Há vinte anos que os rebeldes hutus das Forças Democráticas para a Libertação do Ruanda (FDLR) lutam contra o regime da sua terra natal a partir do leste da República Democrática do Congo. Para eles, esta é uma guerra santa. Os líderes da milícia são extremamente católicos. Rezam todos os dias, sobretudo antes de ir para combate. Com frequência, usam também terços ao pescoço.

Os líderes do grupo rebelde pregam a partir de um livro a que chamam "Profecia" e que reflete a ideologia das FDLR. Sobre o seu conteúdo, pouco se sabe – só são conhecidos alguns trechos.

No seio da milícia há um tenente-coronel a quem os rebeldes chamam de "arcebispo". Ele usa um aparelho de rádio para pregar, conta Alphonse Senyoni, que até há pouco tempo foi responsável pela gestão das tropas no comando das FDLR, mas desertou.
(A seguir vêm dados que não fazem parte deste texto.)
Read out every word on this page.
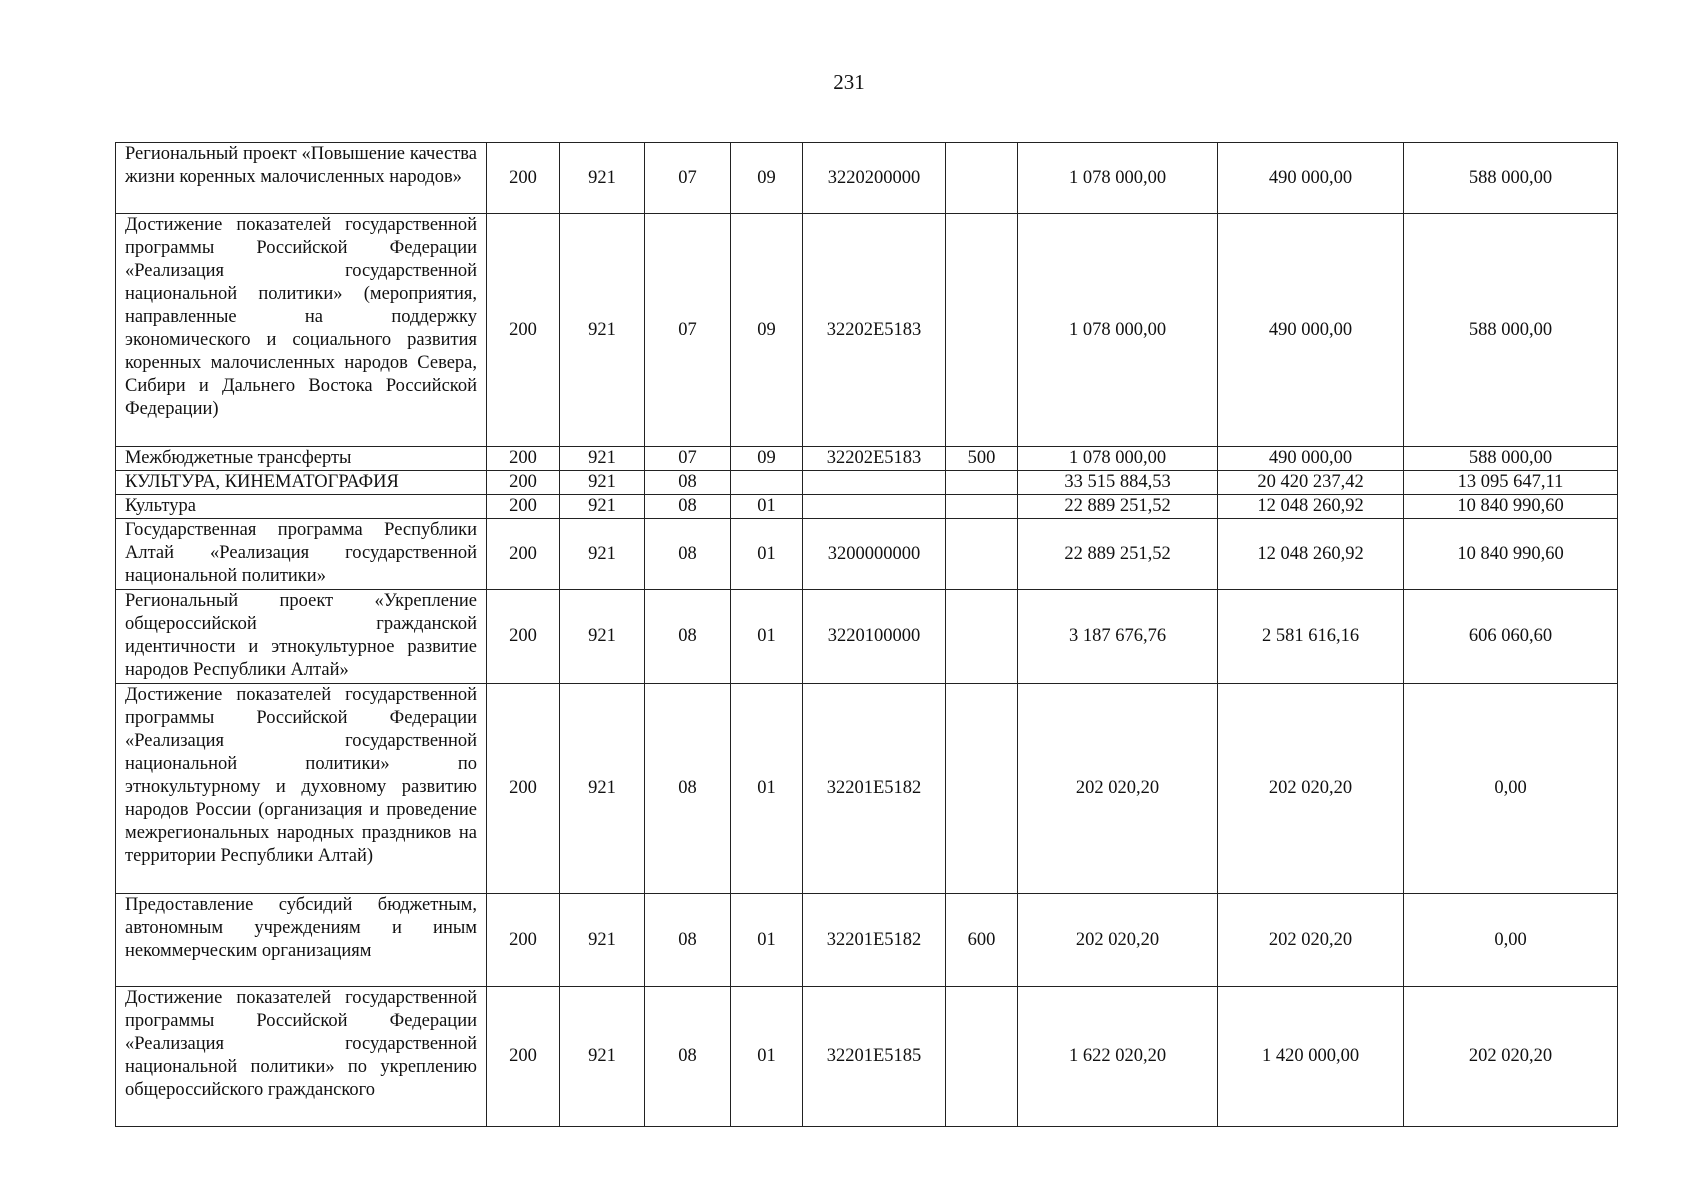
231
Региональный проект «Повышение качества жизни коренных малочисленных народов»	200	921	07	09	3220200000		1 078 000,00	490 000,00	588 000,00
Достижение показателей государственной программы Российской Федерации «Реализация государственной национальной политики» (мероприятия, направленные на поддержку экономического и социального развития коренных малочисленных народов Севера, Сибири и Дальнего Востока Российской Федерации)	200	921	07	09	32202E5183		1 078 000,00	490 000,00	588 000,00
Межбюджетные трансферты	200	921	07	09	32202E5183	500	1 078 000,00	490 000,00	588 000,00
КУЛЬТУРА, КИНЕМАТОГРАФИЯ	200	921	08				33 515 884,53	20 420 237,42	13 095 647,11
Культура	200	921	08	01			22 889 251,52	12 048 260,92	10 840 990,60
Государственная программа Республики Алтай «Реализация государственной национальной политики»	200	921	08	01	3200000000		22 889 251,52	12 048 260,92	10 840 990,60
Региональный проект «Укрепление общероссийской гражданской идентичности и этнокультурное развитие народов Республики Алтай»	200	921	08	01	3220100000		3 187 676,76	2 581 616,16	606 060,60
Достижение показателей государственной программы Российской Федерации «Реализация государственной национальной политики» по этнокультурному и духовному развитию народов России (организация и проведение межрегиональных народных праздников на территории Республики Алтай)	200	921	08	01	32201E5182		202 020,20	202 020,20	0,00
Предоставление субсидий бюджетным, автономным учреждениям и иным некоммерческим организациям	200	921	08	01	32201E5182	600	202 020,20	202 020,20	0,00
Достижение показателей государственной программы Российской Федерации «Реализация государственной национальной политики» по укреплению общероссийского гражданского	200	921	08	01	32201E5185		1 622 020,20	1 420 000,00	202 020,20
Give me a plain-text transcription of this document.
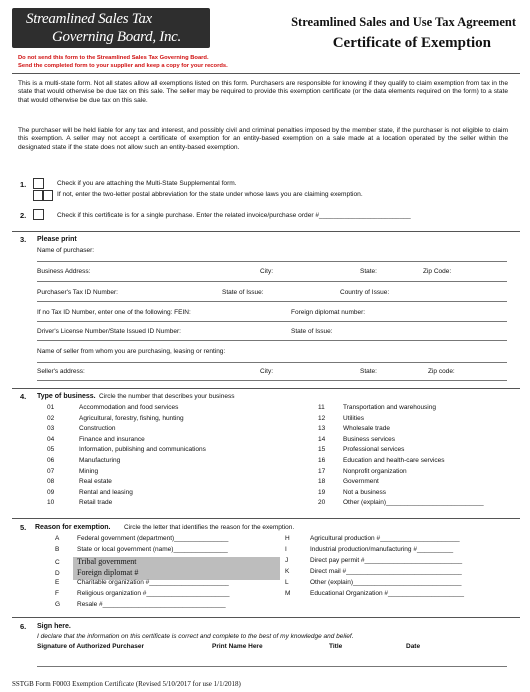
Streamlined Sales Tax
Governing Board, Inc.
Streamlined Sales and Use Tax Agreement
Certificate of Exemption
Do not send this form to the Streamlined Sales Tax Governing Board.
Send the completed form to your supplier and keep a copy for your records.
This is a multi-state form. Not all states allow all exemptions listed on this form. Purchasers are responsible for knowing if they qualify to claim exemption from tax in the state that would otherwise be due tax on this sale. The seller may be required to provide this exemption certificate (or the data elements required on the form) to a state that would otherwise be due tax on this sale.
The purchaser will be held liable for any tax and interest, and possibly civil and criminal penalties imposed by the member state, if the purchaser is not eligible to claim this exemption. A seller may not accept a certificate of exemption for an entity-based exemption on a sale made at a location operated by the seller within the designated state if the state does not allow such an entity-based exemption.
1.	Check if you are attaching the Multi-State Supplemental form.
If not, enter the two-letter postal abbreviation for the state under whose laws you are claiming exemption.
2.	Check if this certificate is for a single purchase. Enter the related invoice/purchase order #_________________________
3. Please print
Name of purchaser:
Business Address:	City:	State:	Zip Code:
Purchaser's Tax ID Number:	State of Issue:	Country of Issue:
If no Tax ID Number, enter one of the following: FEIN:	Foreign diplomat number:
Driver's License Number/State Issued ID Number:	State of Issue:
Name of seller from whom you are purchasing, leasing or renting:
Seller's address:	City:	State:	Zip code:
4. Type of business. Circle the number that describes your business
01	Accommodation and food services
02	Agricultural, forestry, fishing, hunting
03	Construction
04	Finance and insurance
05	Information, publishing and communications
06	Manufacturing
07	Mining
08	Real estate
09	Rental and leasing
10	Retail trade
11	Transportation and warehousing
12	Utilities
13	Wholesale trade
14	Business services
15	Professional services
16	Education and health-care services
17	Nonprofit organization
18	Government
19	Not a business
20	Other (explain)___________________________
5. Reason for exemption. Circle the letter that identifies the reason for the exemption.
A	Federal government (department)_______________
B	State or local government (name)_______________
C Tribal government
D Foreign diplomat #
E	Charitable organization #______________________
F	Religious organization #_______________________
G	Resale #__________________________________
H	Agricultural production #______________________
I	Industrial production/manufacturing #__________
J	Direct pay permit #___________________________
K	Direct mail #________________________________
L	Other (explain)______________________________
M	Educational Organization #_____________________
6. Sign here.
I declare that the information on this certificate is correct and complete to the best of my knowledge and belief.
Signature of Authorized Purchaser	Print Name Here	Title	Date
SSTGB Form F0003 Exemption Certificate (Revised 5/10/2017 for use 1/1/2018)
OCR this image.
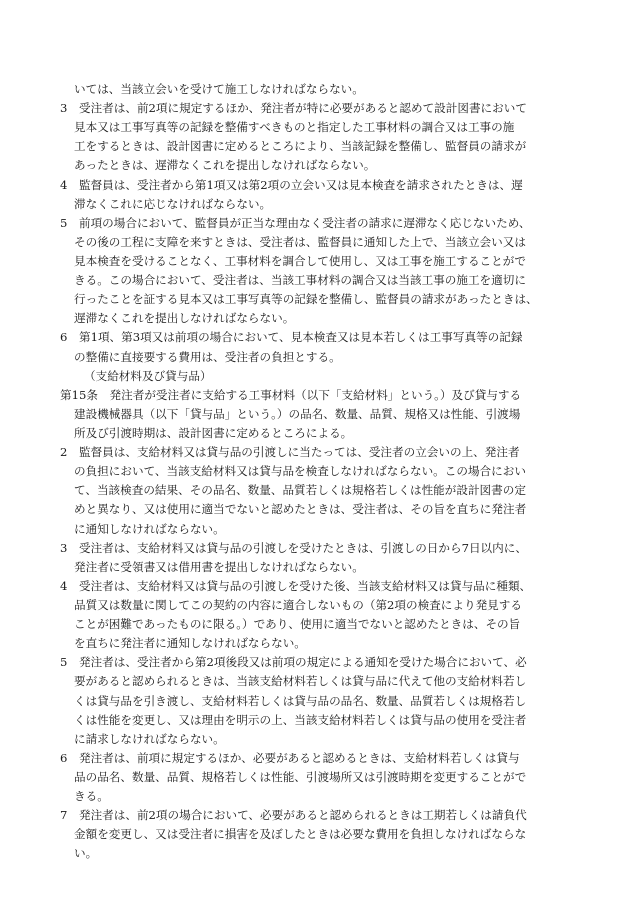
いては、当該立会いを受けて施工しなければならない。
3　受注者は、前2項に規定するほか、発注者が特に必要があると認めて設計図書において
見本又は工事写真等の記録を整備すべきものと指定した工事材料の調合又は工事の施
工をするときは、設計図書に定めるところにより、当該記録を整備し、監督員の請求が
あったときは、遅滞なくこれを提出しなければならない。
4　監督員は、受注者から第1項又は第2項の立会い又は見本検査を請求されたときは、遅
滞なくこれに応じなければならない。
5　前項の場合において、監督員が正当な理由なく受注者の請求に遅滞なく応じないため、
その後の工程に支障を来すときは、受注者は、監督員に通知した上で、当該立会い又は
見本検査を受けることなく、工事材料を調合して使用し、又は工事を施工することがで
きる。この場合において、受注者は、当該工事材料の調合又は当該工事の施工を適切に
行ったことを証する見本又は工事写真等の記録を整備し、監督員の請求があったときは、
遅滞なくこれを提出しなければならない。
6　第1項、第3項又は前項の場合において、見本検査又は見本若しくは工事写真等の記録
の整備に直接要する費用は、受注者の負担とする。
（支給材料及び貸与品）
第15条　発注者が受注者に支給する工事材料（以下「支給材料」という。）及び貸与する
建設機械器具（以下「貸与品」という。）の品名、数量、品質、規格又は性能、引渡場
所及び引渡時期は、設計図書に定めるところによる。
2　監督員は、支給材料又は貸与品の引渡しに当たっては、受注者の立会いの上、発注者
の負担において、当該支給材料又は貸与品を検査しなければならない。この場合におい
て、当該検査の結果、その品名、数量、品質若しくは規格若しくは性能が設計図書の定
めと異なり、又は使用に適当でないと認めたときは、受注者は、その旨を直ちに発注者
に通知しなければならない。
3　受注者は、支給材料又は貸与品の引渡しを受けたときは、引渡しの日から7日以内に、
発注者に受領書又は借用書を提出しなければならない。
4　受注者は、支給材料又は貸与品の引渡しを受けた後、当該支給材料又は貸与品に種類、
品質又は数量に関してこの契約の内容に適合しないもの（第2項の検査により発見する
ことが困難であったものに限る。）であり、使用に適当でないと認めたときは、その旨
を直ちに発注者に通知しなければならない。
5　発注者は、受注者から第2項後段又は前項の規定による通知を受けた場合において、必
要があると認められるときは、当該支給材料若しくは貸与品に代えて他の支給材料若し
くは貸与品を引き渡し、支給材料若しくは貸与品の品名、数量、品質若しくは規格若し
くは性能を変更し、又は理由を明示の上、当該支給材料若しくは貸与品の使用を受注者
に請求しなければならない。
6　発注者は、前項に規定するほか、必要があると認めるときは、支給材料若しくは貸与
品の品名、数量、品質、規格若しくは性能、引渡場所又は引渡時期を変更することがで
きる。
7　発注者は、前2項の場合において、必要があると認められるときは工期若しくは請負代
金額を変更し、又は受注者に損害を及ぼしたときは必要な費用を負担しなければならな
い。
"O mais alto sacerdote das FDLR estudou num seminário ruandês antes do genocídio. Ele auto-intitula-se de 'arcebispo', é esse o seu nome de guerra. Quando os líderes da milícia querem passar uma mensagem a todos os combatentes usam o 'arcebispo', que divulga essa mensagem divina. Eu vi isso acontecer muitas vezes", diz Senyoni.

Kongo FDLR Kämpfer
Combatentes das FDLR rezam frequentemente, sobretudo antes dos combatesFoto: Simone Schlindwein

À espera da terra prometida

Os rebeldes hutus comparam-se com os israelitas, o povo escolhido por Deus nas escrituras. Eles sobrevivem no exílio e esperam ser conduzidos por um profeta de volta à terra prometida, de volta ao Ruanda.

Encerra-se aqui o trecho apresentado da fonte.